Ha suonato a fianco di autentiche leggende della storia del jazz come Lionel Hampton, Earl Hines, Albert Nicholas, Trummy Young, Milton Jackson, Peanuts Hucklo, Bud Freeman, Buck Clayton, Billy Butterfield, Yank Lawson, Tony Scott, Kai Winding, Slide Hampton, Curtis Fuller, Bob Burgess, Al Grey, George Masso, Bill Watrous, John Mosca, Gary Valente, oltre ai più importanti musicisti italiani. Ha lavorato con personaggi e gruppi della musica pop come Rocky Roberts, Little Tony e i Flippers, ma solo quando occorreva una “pronuncia” jazz. Ha collaborato tra l’altro con Trovajoli, Bruno Canfora, Gianni Ferrio, Ennio Morricone, Piovani, Piero Piccioni. Ha realizzato 10 cd, di cui l’ultimo – The world on a slide – nell’estate (estate 2020). Autore di testi per la Rai e conduttore radiofonico al 1968 al 1995.
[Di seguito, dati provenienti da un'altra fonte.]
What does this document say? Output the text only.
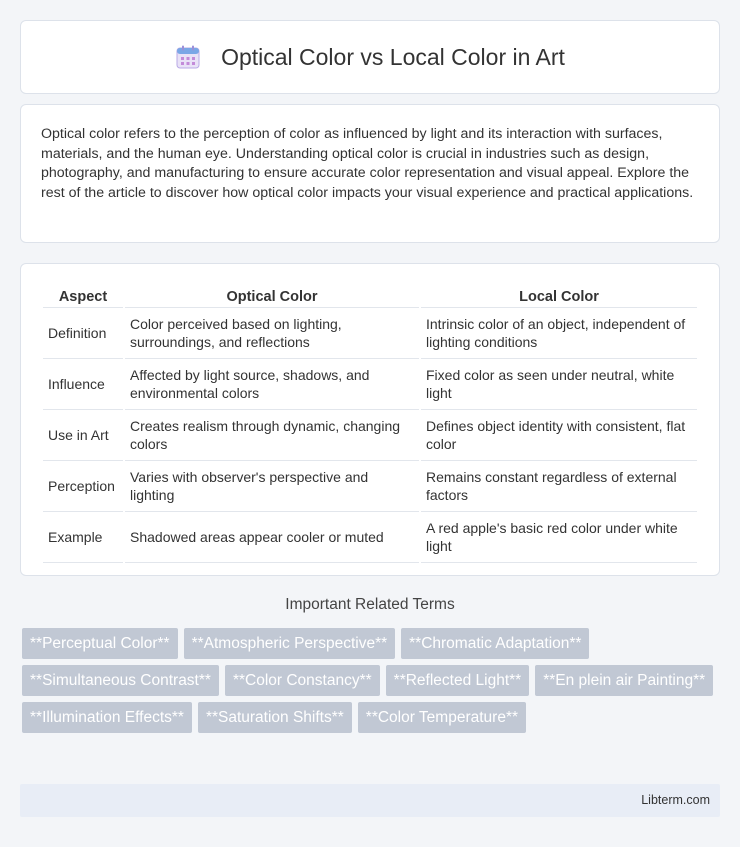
Optical Color vs Local Color in Art

Optical color refers to the perception of color as influenced by light and its interaction with surfaces, materials, and the human eye. Understanding optical color is crucial in industries such as design, photography, and manufacturing to ensure accurate color representation and visual appeal. Explore the rest of the article to discover how optical color impacts your visual experience and practical applications.

Aspect	Optical Color	Local Color
Definition	Color perceived based on lighting, surroundings, and reflections	Intrinsic color of an object, independent of lighting conditions
Influence	Affected by light source, shadows, and environmental colors	Fixed color as seen under neutral, white light
Use in Art	Creates realism through dynamic, changing colors	Defines object identity with consistent, flat color
Perception	Varies with observer's perspective and lighting	Remains constant regardless of external factors
Example	Shadowed areas appear cooler or muted	A red apple's basic red color under white light
Important Related Terms
**Perceptual Color**	**Atmospheric Perspective**	**Chromatic Adaptation**
**Simultaneous Contrast**	**Color Constancy**	**Reflected Light**	**En plein air Painting**
**Illumination Effects**	**Saturation Shifts**	**Color Temperature**
Libterm.com
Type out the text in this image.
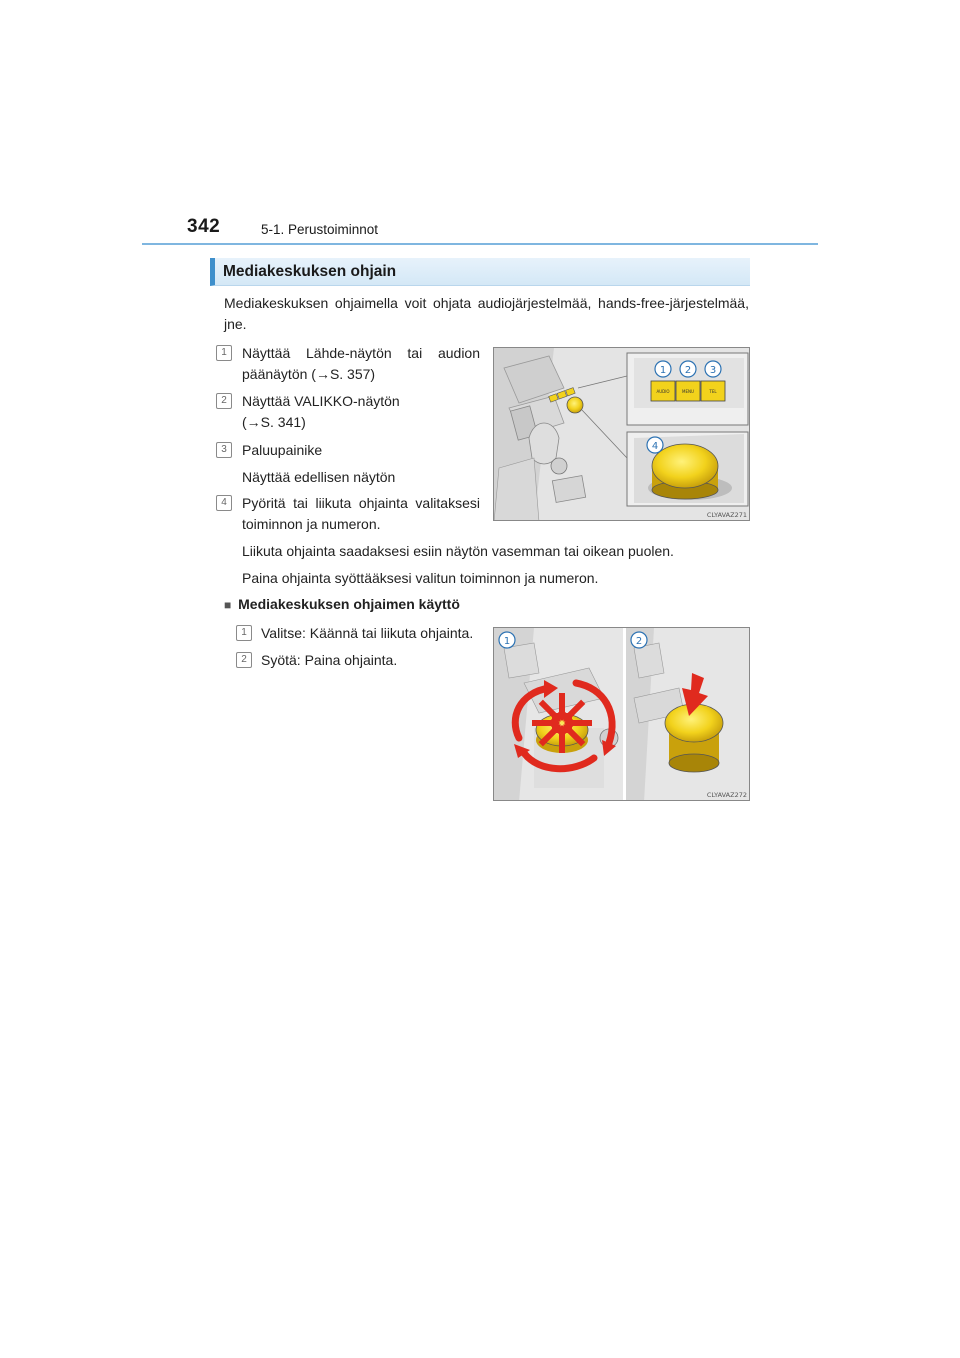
342	5-1. Perustoiminnot
Mediakeskuksen ohjain
Mediakeskuksen ohjaimella voit ohjata audiojärjestelmää, hands-free-järjestelmää,
jne.
1	Näyttää Lähde-näytön tai audion
päänäytön (→S. 357)
2	Näyttää VALIKKO-näytön
(→S. 341)
3	Paluupainike
Näyttää edellisen näytön
4	Pyöritä tai liikuta ohjainta valitaksesi
toiminnon ja numeron.
Liikuta ohjainta saadaksesi esiin näytön vasemman tai oikean puolen.
Paina ohjainta syöttääksesi valitun toiminnon ja numeron.
■ Mediakeskuksen ohjaimen käyttö
1	Valitse: Käännä tai liikuta ohjainta.
2	Syötä: Paina ohjainta.
AUDIO	MENU	TEL
1 2 3
4
CLYAVAZ271
1	2
CLYAVAZ272
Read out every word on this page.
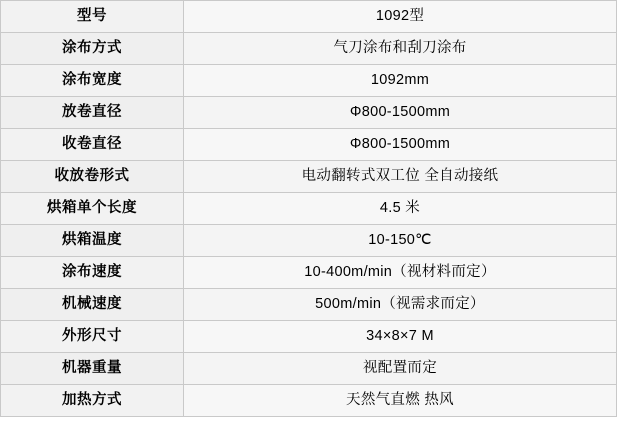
型号	1092型
涂布方式	气刀涂布和刮刀涂布
涂布宽度	1092mm
放卷直径	Φ800-1500mm
收卷直径	Φ800-1500mm
收放卷形式	电动翻转式双工位 全自动接纸
烘箱单个长度	4.5 米
烘箱温度	10-150℃
涂布速度	10-400m/min（视材料而定）
机械速度	500m/min（视需求而定）
外形尺寸	34×8×7 M
机器重量	视配置而定
加热方式	天然气直燃 热风
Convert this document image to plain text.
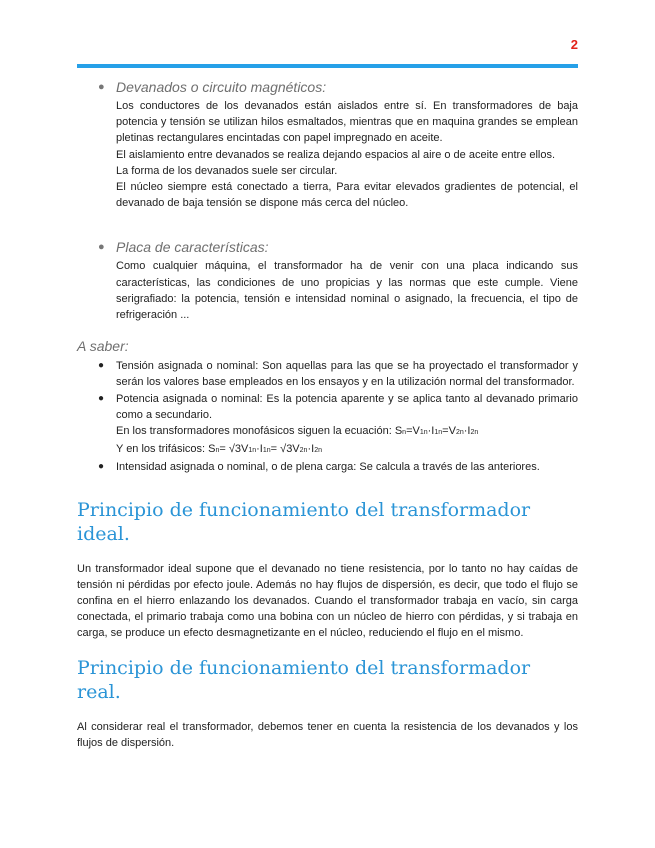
2
● Devanados o circuito magnéticos:

Los conductores de los devanados están aislados entre sí. En transformadores de baja potencia y tensión se utilizan hilos esmaltados, mientras que en maquina grandes se emplean pletinas rectangulares encintadas con papel impregnado en aceite.

El aislamiento entre devanados se realiza dejando espacios al aire o de aceite entre ellos.

La forma de los devanados suele ser circular.

El núcleo siempre está conectado a tierra, Para evitar elevados gradientes de potencial, el devanado de baja tensión se dispone más cerca del núcleo.

● Placa de características:

Como cualquier máquina, el transformador ha de venir con una placa indicando sus características, las condiciones de uno propicias y las normas que este cumple. Viene serigrafiado: la potencia, tensión e intensidad nominal o asignado, la frecuencia, el tipo de refrigeración ...

A saber:
● Tensión asignada o nominal: Son aquellas para las que se ha proyectado el transformador y serán los valores base empleados en los ensayos y en la utilización normal del transformador.

● Potencia asignada o nominal: Es la potencia aparente y se aplica tanto al devanado primario como a secundario.

En los transformadores monofásicos siguen la ecuación: Sn=V1n·I1n=V2n·I2n

Y en los trifásicos: Sn= √3V1n·I1n= √3V2n·I2n

● Intensidad asignada o nominal, o de plena carga: Se calcula a través de las anteriores.

Principio de funcionamiento del transformador ideal.

Un transformador ideal supone que el devanado no tiene resistencia, por lo tanto no hay caídas de tensión ni pérdidas por efecto joule. Además no hay flujos de dispersión, es decir, que todo el flujo se confina en el hierro enlazando los devanados. Cuando el transformador trabaja en vacío, sin carga conectada, el primario trabaja como una bobina con un núcleo de hierro con pérdidas, y si trabaja en carga, se produce un efecto desmagnetizante en el núcleo, reduciendo el flujo en el mismo.

Principio de funcionamiento del transformador real.

Al considerar real el transformador, debemos tener en cuenta la resistencia de los devanados y los flujos de dispersión.
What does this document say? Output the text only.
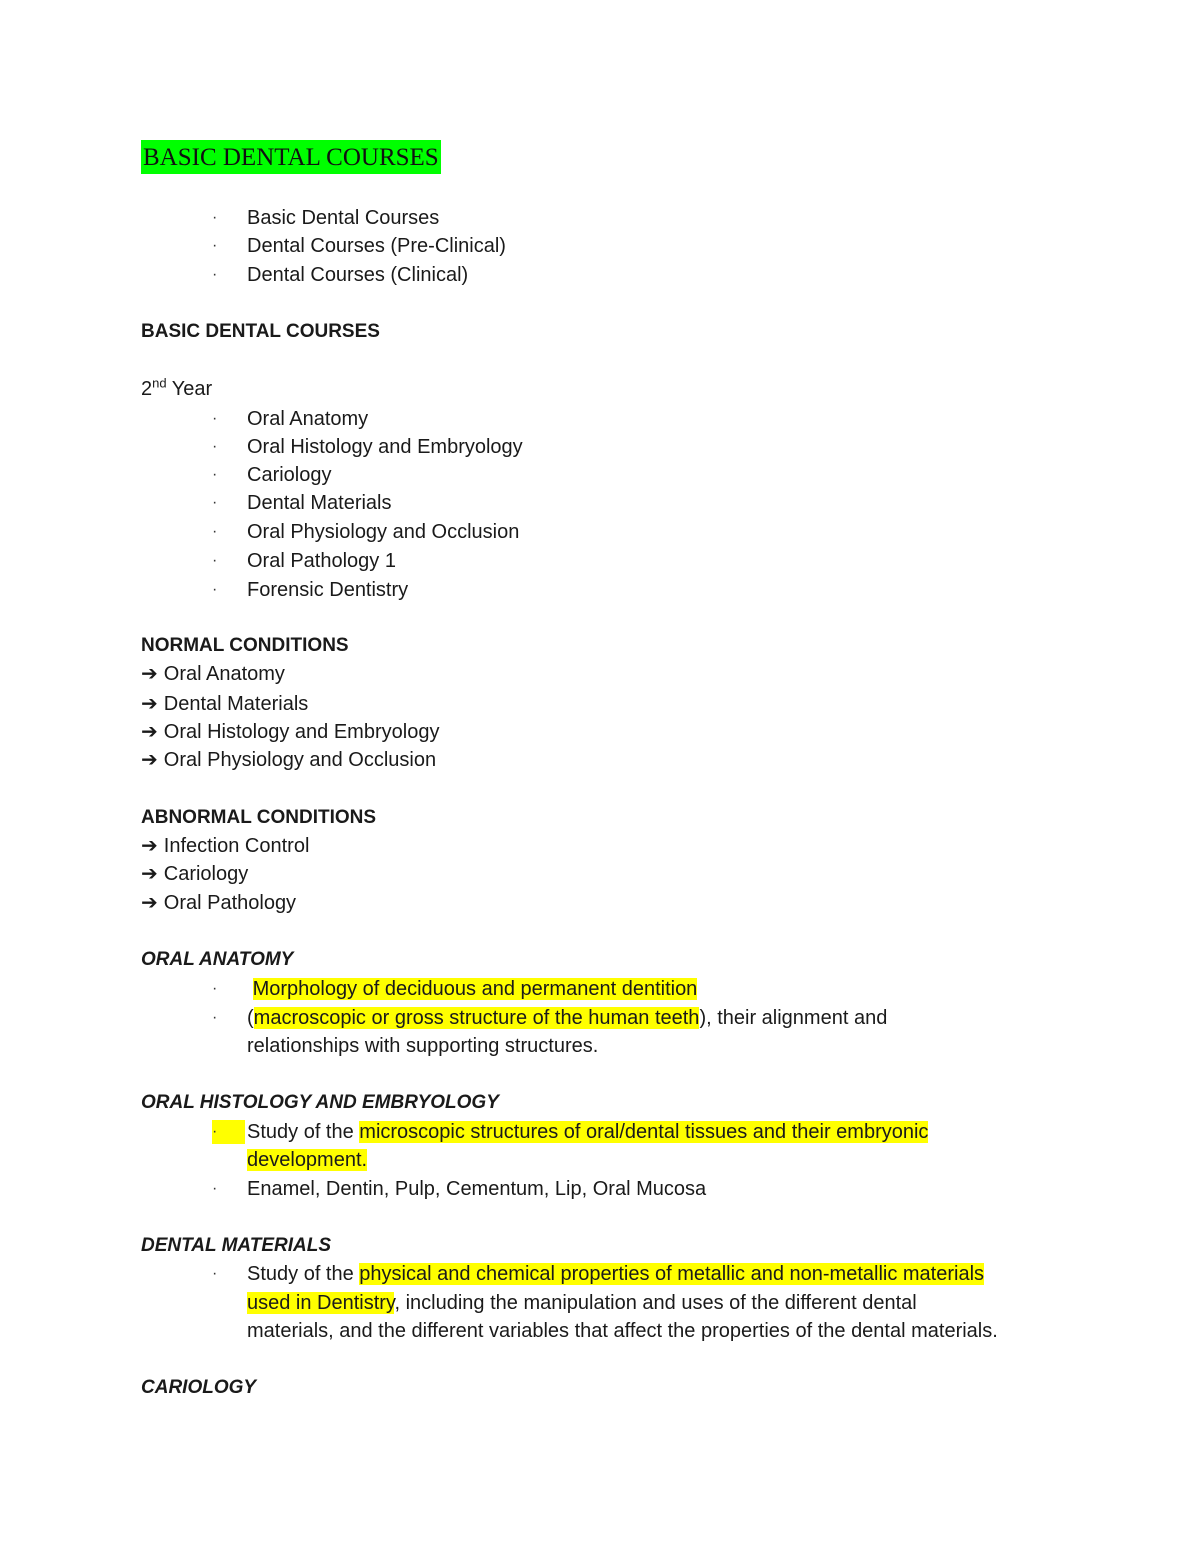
BASIC DENTAL COURSES
· Basic Dental Courses
· Dental Courses (Pre-Clinical)
· Dental Courses (Clinical)
BASIC DENTAL COURSES
2nd Year
· Oral Anatomy
· Oral Histology and Embryology
· Cariology
· Dental Materials
· Oral Physiology and Occlusion
· Oral Pathology 1
· Forensic Dentistry
NORMAL CONDITIONS
➔ Oral Anatomy
➔ Dental Materials
➔ Oral Histology and Embryology
➔ Oral Physiology and Occlusion
ABNORMAL CONDITIONS
➔ Infection Control
➔ Cariology
➔ Oral Pathology
ORAL ANATOMY
· Morphology of deciduous and permanent dentition
· (macroscopic or gross structure of the human teeth), their alignment and
relationships with supporting structures.
ORAL HISTOLOGY AND EMBRYOLOGY
·	Study of the microscopic structures of oral/dental tissues and their embryonic
development.
· Enamel, Dentin, Pulp, Cementum, Lip, Oral Mucosa
DENTAL MATERIALS
· Study of the physical and chemical properties of metallic and non-metallic materials
used in Dentistry, including the manipulation and uses of the different dental
materials, and the different variables that affect the properties of the dental materials.
CARIOLOGY
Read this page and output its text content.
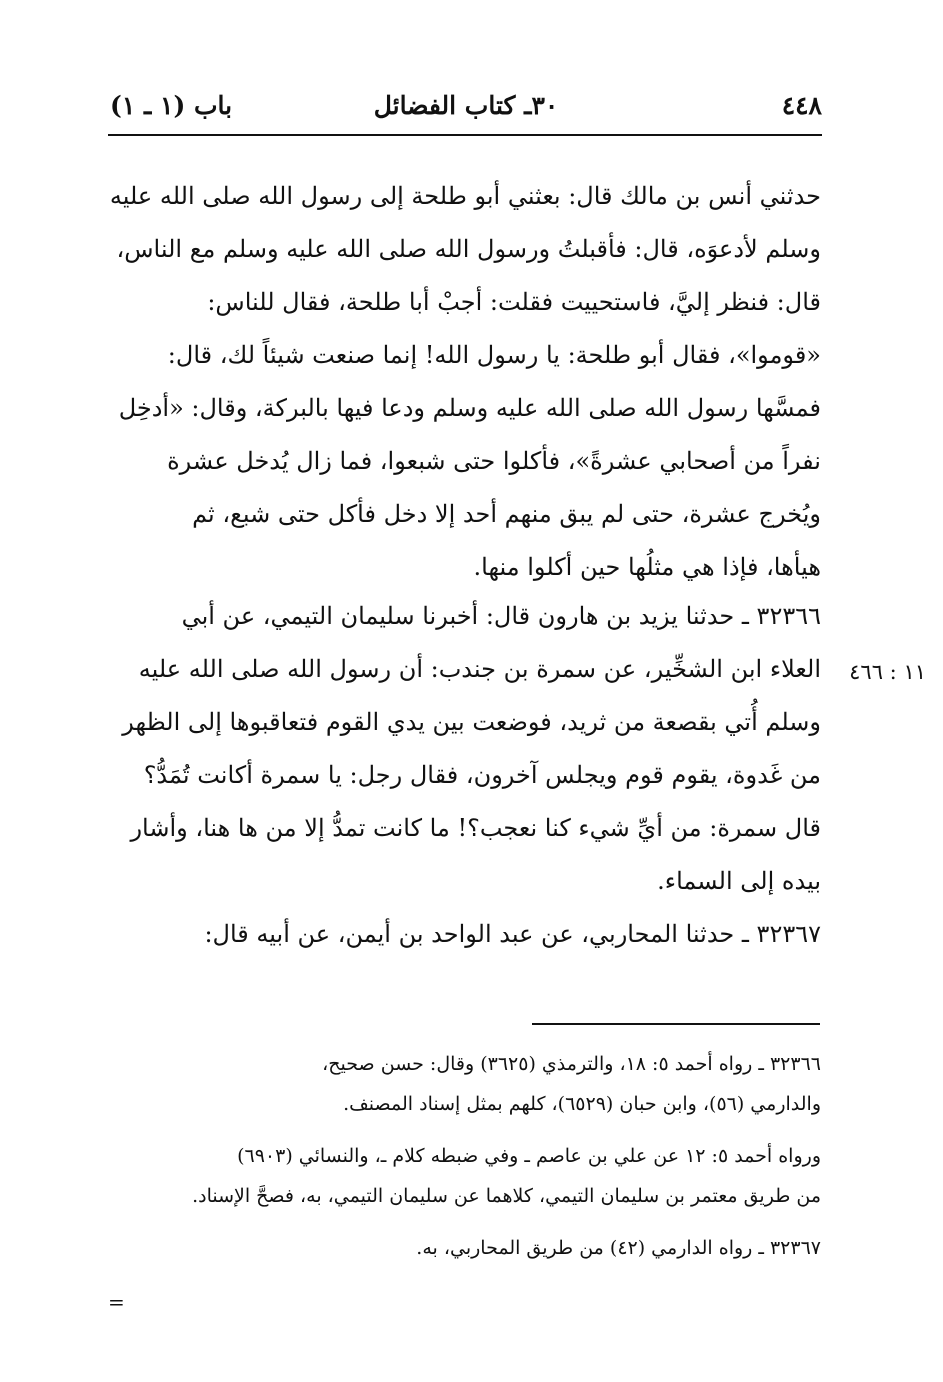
٤٤٨
٣٠ـ كتاب الفضائل
باب (١ ـ ١)
حدثني أنس بن مالك قال: بعثني أبو طلحة إلى رسول الله صلى الله عليه
وسلم لأدعوَه، قال: فأقبلتُ ورسول الله صلى الله عليه وسلم مع الناس،
قال: فنظر إليَّ، فاستحييت فقلت: أجبْ أبا طلحة، فقال للناس:
«قوموا»، فقال أبو طلحة: يا رسول الله! إنما صنعت شيئاً لك، قال:
فمسَّها رسول الله صلى الله عليه وسلم ودعا فيها بالبركة، وقال: «أدخِل
نفراً من أصحابي عشرةً»، فأكلوا حتى شبعوا، فما زال يُدخل عشرة
ويُخرج عشرة، حتى لم يبق منهم أحد إلا دخل فأكل حتى شبع، ثم
هيأها، فإذا هي مثلُها حين أكلوا منها.
٣٢٣٦٦ ـ حدثنا يزيد بن هارون قال: أخبرنا سليمان التيمي، عن أبي
العلاء ابن الشخِّير، عن سمرة بن جندب: أن رسول الله صلى الله عليه
وسلم أُتي بقصعة من ثريد، فوضعت بين يدي القوم فتعاقبوها إلى الظهر
من غَدوة، يقوم قوم ويجلس آخرون، فقال رجل: يا سمرة أكانت تُمَدُّ؟
قال سمرة: من أيِّ شيء كنا نعجب؟! ما كانت تمدُّ إلا من ها هنا، وأشار
بيده إلى السماء.
١١ : ٤٦٦
٣٢٣٦٧ ـ حدثنا المحاربي، عن عبد الواحد بن أيمن، عن أبيه قال:
٣٢٣٦٦ ـ رواه أحمد ٥: ١٨، والترمذي (٣٦٢٥) وقال: حسن صحيح،
والدارمي (٥٦)، وابن حبان (٦٥٢٩)، كلهم بمثل إسناد المصنف.
ورواه أحمد ٥: ١٢ عن علي بن عاصم ـ وفي ضبطه كلام ـ، والنسائي (٦٩٠٣)
من طريق معتمر بن سليمان التيمي، كلاهما عن سليمان التيمي، به، فصحَّ الإسناد.
٣٢٣٦٧ ـ رواه الدارمي (٤٢) من طريق المحاربي، به.
=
È autore del libro Amari accordi (Arcana, 2014, postfazione di Vincenzo Martorella): memoir, saggio, pamphlet, racconto di una vita e di una passione. In primavera ne uscirà una riedizione ampliata ma sempre “scorretta”, come aggiungeva. Ha insegnato trombone e musica d’insieme presso il Saint Louis College of music, il Musica workshop e il Mississippi jazz club, ma anche all’Istituto Paisiello di Taranto. Ha vinto innumerevoli premi. Provo a definire il suo stile musicale al trombone: personalissimo e inconfondibile, attinge in modo profondo – come è stato osservato – al jazz tradizionale ma con guizzi improvvisi nella modernità (e in altri generi, dal calypso al funky) e distensioni creative di grande carattere.

Sentiva un solo obbligo: non annoiare mai! Provvisto di un suono ruvido, scuro, lieve e insieme di forte tensione espressiva, ha sempre trovato nelle sonorità blues il veicolo più congeniale per tradurre in musica le proprie emozioni. Come compositore ha cercato di fondere gusto della ricerca, della contaminazione (anche spiazzante: sarebbe un errore confinarlo nel dixieland, genere di cui pure era un sottile conoscitore) con il piacere di trasmettere una musica “bella”, che anzitutto piacesse a lui stesso, sapendo, con il suo amato Duke Ellington (che una volta ebbe occasione di presentare al Piper!), che tutta la musica ha solo due generi: o è bella o è brutta.

Sono state suggerite varie bipartizioni dell’umanità, tutte in qualche modo legittime: uomini e caporali (Totò), contadini e luigini (Carlo Levi), uomini e no (Vittorini). Pensando a Marcello Rosa me ne viene in mente un’altra possibile: burocrati e ribelli. Ecco, lui è stato certamente un conservatore, alieno da gesti plateali di rivolta, nemico di trasgressioni ed esibizionismi. Ma non sopportava anzitutto i “burocrati”: della musica, dell’arte, dell’immaginazione, della vita stessa. Mentre lui nell’animo è sempre stato un vero ribelle.